Finalmente, eu não pretendo dizer que se deva ou não erigir um monumento


artístico em comemoração ao centenário, mas entendo que a população tem o direito de
comemorar, apesar das injustiças que a história regional não se cansa de nos mostrar.
Todos temos a consciência de nossa parcela de contribuição. Se a comemoração do
Centenário de Chapecó significar a glória de cada cidadão chapecoense, passados e
presentes, significar a glória dos anônimos, então terá meu apoio.

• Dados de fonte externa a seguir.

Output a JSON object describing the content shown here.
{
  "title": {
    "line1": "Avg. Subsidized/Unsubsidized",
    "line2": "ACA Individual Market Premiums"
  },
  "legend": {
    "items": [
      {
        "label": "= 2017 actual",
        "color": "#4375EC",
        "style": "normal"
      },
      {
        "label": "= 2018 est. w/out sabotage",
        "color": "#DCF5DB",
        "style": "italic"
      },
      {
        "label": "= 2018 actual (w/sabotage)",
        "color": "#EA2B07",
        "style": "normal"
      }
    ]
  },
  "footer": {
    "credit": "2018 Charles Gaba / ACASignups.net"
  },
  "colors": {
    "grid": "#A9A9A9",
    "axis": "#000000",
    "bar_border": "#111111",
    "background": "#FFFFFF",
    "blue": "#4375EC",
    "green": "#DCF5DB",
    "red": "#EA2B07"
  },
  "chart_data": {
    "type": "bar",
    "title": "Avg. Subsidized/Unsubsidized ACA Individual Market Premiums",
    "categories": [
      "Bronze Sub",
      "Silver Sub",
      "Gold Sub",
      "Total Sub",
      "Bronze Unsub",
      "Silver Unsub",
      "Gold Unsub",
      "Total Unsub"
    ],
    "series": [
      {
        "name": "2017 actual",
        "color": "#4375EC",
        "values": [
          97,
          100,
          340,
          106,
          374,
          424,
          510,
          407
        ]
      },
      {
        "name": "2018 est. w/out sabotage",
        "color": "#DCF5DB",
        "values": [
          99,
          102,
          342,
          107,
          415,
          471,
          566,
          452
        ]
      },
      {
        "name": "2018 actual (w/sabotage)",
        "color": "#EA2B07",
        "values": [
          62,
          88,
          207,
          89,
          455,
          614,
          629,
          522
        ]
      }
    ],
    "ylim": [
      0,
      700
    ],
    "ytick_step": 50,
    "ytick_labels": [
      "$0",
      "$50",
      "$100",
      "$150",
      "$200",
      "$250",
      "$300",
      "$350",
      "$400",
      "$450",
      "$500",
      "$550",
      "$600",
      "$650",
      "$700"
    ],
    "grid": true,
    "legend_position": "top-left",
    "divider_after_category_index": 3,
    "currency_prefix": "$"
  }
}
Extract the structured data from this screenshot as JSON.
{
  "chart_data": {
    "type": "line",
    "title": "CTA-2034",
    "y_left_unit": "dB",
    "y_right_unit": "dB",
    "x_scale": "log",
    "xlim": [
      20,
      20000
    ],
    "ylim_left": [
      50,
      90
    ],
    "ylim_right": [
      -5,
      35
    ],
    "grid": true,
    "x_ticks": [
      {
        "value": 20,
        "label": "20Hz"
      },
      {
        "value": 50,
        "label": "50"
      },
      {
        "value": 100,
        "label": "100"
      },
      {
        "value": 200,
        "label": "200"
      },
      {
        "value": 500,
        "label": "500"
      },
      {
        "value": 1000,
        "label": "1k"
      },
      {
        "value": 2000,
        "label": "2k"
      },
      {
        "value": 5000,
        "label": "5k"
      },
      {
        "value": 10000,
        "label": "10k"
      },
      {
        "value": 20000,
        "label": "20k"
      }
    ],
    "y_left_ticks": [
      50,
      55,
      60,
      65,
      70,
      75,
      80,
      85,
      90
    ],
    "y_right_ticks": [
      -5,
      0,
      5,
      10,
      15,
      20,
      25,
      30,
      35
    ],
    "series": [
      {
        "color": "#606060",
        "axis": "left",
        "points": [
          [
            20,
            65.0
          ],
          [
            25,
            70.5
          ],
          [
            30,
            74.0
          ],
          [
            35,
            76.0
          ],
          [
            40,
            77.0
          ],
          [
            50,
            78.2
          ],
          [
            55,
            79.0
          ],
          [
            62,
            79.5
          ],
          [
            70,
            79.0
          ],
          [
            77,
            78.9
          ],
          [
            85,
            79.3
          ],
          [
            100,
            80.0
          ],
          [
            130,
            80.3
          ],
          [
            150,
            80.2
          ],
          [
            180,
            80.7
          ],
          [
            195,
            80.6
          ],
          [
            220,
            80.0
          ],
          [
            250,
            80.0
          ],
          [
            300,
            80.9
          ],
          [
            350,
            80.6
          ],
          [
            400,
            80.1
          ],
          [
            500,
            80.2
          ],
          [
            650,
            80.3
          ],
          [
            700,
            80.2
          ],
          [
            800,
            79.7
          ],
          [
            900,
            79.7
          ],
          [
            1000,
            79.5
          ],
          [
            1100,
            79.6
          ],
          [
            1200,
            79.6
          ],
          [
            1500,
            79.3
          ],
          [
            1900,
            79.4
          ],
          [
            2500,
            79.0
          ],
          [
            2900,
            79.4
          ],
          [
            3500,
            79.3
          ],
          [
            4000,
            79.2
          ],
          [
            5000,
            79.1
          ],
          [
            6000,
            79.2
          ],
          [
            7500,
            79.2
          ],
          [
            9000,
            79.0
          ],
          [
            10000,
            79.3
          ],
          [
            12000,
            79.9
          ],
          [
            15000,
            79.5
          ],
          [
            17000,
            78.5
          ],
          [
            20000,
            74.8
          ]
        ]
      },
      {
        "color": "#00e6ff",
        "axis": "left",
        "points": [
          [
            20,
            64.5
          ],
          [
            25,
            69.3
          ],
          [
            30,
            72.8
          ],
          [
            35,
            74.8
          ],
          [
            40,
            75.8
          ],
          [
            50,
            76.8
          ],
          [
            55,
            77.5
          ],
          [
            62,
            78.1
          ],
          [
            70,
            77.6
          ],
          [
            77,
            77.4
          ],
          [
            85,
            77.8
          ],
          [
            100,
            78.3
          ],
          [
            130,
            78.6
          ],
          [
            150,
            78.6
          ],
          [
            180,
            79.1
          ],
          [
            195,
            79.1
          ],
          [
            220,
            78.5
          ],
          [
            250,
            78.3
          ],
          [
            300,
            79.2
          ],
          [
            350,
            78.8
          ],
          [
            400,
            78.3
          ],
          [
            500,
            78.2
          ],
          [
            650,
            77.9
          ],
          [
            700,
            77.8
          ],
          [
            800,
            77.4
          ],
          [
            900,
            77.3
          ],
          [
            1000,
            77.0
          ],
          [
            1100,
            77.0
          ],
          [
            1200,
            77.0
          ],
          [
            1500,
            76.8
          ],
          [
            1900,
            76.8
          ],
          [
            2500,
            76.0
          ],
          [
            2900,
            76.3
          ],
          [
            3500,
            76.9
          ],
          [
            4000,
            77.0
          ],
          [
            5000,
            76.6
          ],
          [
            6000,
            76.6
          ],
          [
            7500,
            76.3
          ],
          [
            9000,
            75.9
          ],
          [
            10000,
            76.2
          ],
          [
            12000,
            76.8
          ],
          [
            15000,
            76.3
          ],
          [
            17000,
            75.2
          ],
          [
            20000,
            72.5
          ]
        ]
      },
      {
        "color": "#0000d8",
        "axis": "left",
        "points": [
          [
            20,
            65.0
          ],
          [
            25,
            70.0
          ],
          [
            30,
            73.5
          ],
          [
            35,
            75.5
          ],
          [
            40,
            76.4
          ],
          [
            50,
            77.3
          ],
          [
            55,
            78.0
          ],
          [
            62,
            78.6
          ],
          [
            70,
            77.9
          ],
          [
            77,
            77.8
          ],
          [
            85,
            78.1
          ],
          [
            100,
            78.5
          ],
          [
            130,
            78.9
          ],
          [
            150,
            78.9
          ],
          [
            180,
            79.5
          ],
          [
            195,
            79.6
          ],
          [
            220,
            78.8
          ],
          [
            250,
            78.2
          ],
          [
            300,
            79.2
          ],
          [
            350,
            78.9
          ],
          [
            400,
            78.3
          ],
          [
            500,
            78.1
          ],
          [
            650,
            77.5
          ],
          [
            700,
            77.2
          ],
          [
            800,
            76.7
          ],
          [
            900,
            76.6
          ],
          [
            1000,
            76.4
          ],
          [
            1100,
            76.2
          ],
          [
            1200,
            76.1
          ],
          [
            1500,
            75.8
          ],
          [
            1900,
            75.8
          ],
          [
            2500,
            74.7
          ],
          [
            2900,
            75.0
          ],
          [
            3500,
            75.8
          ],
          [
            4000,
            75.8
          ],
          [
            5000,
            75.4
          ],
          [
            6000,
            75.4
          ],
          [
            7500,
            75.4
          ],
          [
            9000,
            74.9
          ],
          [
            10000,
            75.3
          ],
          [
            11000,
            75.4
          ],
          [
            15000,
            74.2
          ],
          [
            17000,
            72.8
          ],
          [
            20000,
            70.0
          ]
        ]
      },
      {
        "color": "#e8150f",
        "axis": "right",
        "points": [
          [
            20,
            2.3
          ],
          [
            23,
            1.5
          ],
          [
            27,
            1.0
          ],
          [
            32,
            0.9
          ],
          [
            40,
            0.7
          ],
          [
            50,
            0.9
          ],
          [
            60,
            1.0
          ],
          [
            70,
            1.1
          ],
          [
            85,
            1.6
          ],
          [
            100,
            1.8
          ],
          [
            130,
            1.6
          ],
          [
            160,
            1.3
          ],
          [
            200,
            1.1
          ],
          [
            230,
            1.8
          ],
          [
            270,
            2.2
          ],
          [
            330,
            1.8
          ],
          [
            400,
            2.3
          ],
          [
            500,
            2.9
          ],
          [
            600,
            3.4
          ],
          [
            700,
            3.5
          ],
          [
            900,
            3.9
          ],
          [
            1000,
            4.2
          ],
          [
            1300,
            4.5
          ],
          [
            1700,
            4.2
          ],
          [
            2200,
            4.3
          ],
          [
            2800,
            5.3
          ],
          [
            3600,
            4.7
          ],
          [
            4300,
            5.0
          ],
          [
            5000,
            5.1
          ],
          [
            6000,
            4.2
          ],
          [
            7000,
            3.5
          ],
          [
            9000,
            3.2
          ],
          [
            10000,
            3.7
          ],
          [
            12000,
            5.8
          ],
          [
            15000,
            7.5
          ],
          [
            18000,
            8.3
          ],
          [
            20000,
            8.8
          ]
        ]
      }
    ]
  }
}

Sugiro que os proponentes do projeto repensem este investimento nessa


comemoração. Que tal um amplo debate democrático sobre como eleger um objeto
artístico representativo do sentimento de participação coletiva na história, de
responsabilidade com uma memória crítica e de desejo de construção fraternal do
futuro? Por que não realizar um concurso artístico amplo e irrestrito? Não precisa ser
direcionado apenas aos artistas locais. Não vejo problema em investir-se alto e bem em
arte, investir em grandes artistas. Temos o direito de proporcionar a convivência com
obras de arte que tenham a capacidade de nos surpreender. Isso não quer dizer que
eventualmente um artista local não possa nos surpreender. Tanto melhor se for assim.
Apenas precisamos lembrar que é preciso investir em educação, arte, cultura e história
com responsabilidade e participação democrática. A verdade é que para muitos de
nossos gestores, parece que esses cem anos não se passaram, parece que muitos
políticos ainda vivem no começo do século passado.